Kasukuwere blocks sale of Barclays subsidiary

EMPOWERMENT minister Saviour Kasukuwere has blocked the sale of a Barclays Bank subsidiary, Custodial Financial Service, on grounds that the bank did not comply with indigenisation and economic empowerment regulations, businessdigest can reveal.

Impeccable market sources said Kasukuwere recently wrote to Barclays Bank Zimbabwe stopping a planned sale of the bank’s custodial business accusing the financial institution of ignoring regulations compelling companies to draw up an empowerment plan.
A custodian bank is a specialised financial institution responsible for safeguarding a firm’s or individual’s financial assets and is not likely to engage in “traditional” commercial banking such as mortgage, personal lending, branch banking and personal accounts.
According to the indigenisation regulations, gazetted early this year, foreign-owned businesses must dispose of controlling stakes in  companies valued at US$500 000 or above to indigenous Zimbabweans.
This week, Kasukuwere could neither confirm nor deny stopping the deal. Barclays Bank MD George Guvamatanga denied receiving a letter blocking the deal.
He said: “Barclays confirms that it submitted its application for the sale of its Custodial business to the Ministry of Youth, Development, Indigenisation and Empowerment, Hon. S Kasukuwere on 26 May 2010. We have not yet received a response to our application.”

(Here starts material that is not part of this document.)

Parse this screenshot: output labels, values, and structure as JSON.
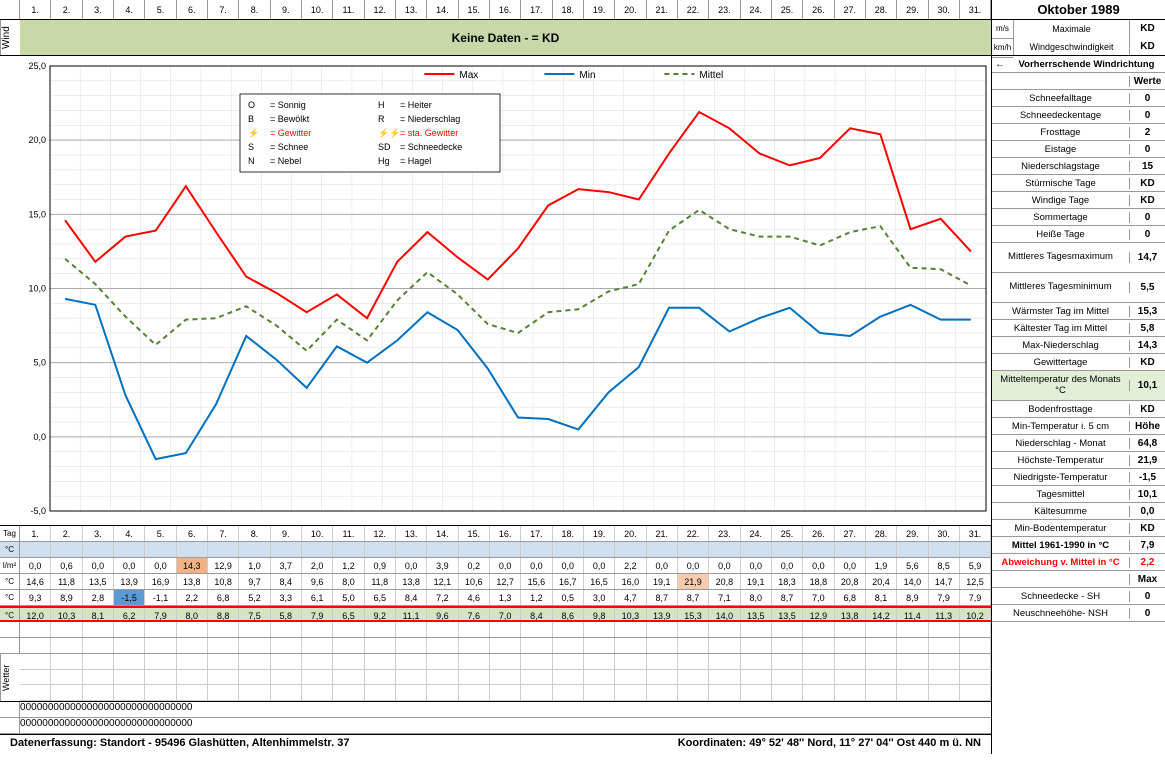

But sources maintained that Kasukuwere had blocked the deal.
“The minister has stopped the sale arguing that the bank was yet to submit its empowerment plan as outlined in the indigenisation regulations,” one of the sources said. “The minister has since written to the bank blocking the deal.”
Barclays sought approval to sell its custodial business in May. This comes after Barclays Bank Plc, the local bank’s parent company, agreed to sell its custody business in Africa to Standard Chartered.
Barclays Africa custody business had gross assets of £1,9 million and assets under custody of £3,862 million as of last December. The business is a pan-African securities and custody operation which employs 66 people and covers 16 markets from its operations in Botswana, Ghana, Kenya, Mauritius, Tanzania, Uganda, Zambia and Zimbabwe.
Barclays exited the global custody business outside Africa in 1998. The remaining custody business in Africa is profitable, but would benefit from the synergies a global operation could provide, the bank said then.
The sale is expected to be completed in 2010, subject to regulatory approvals and other customary conditions.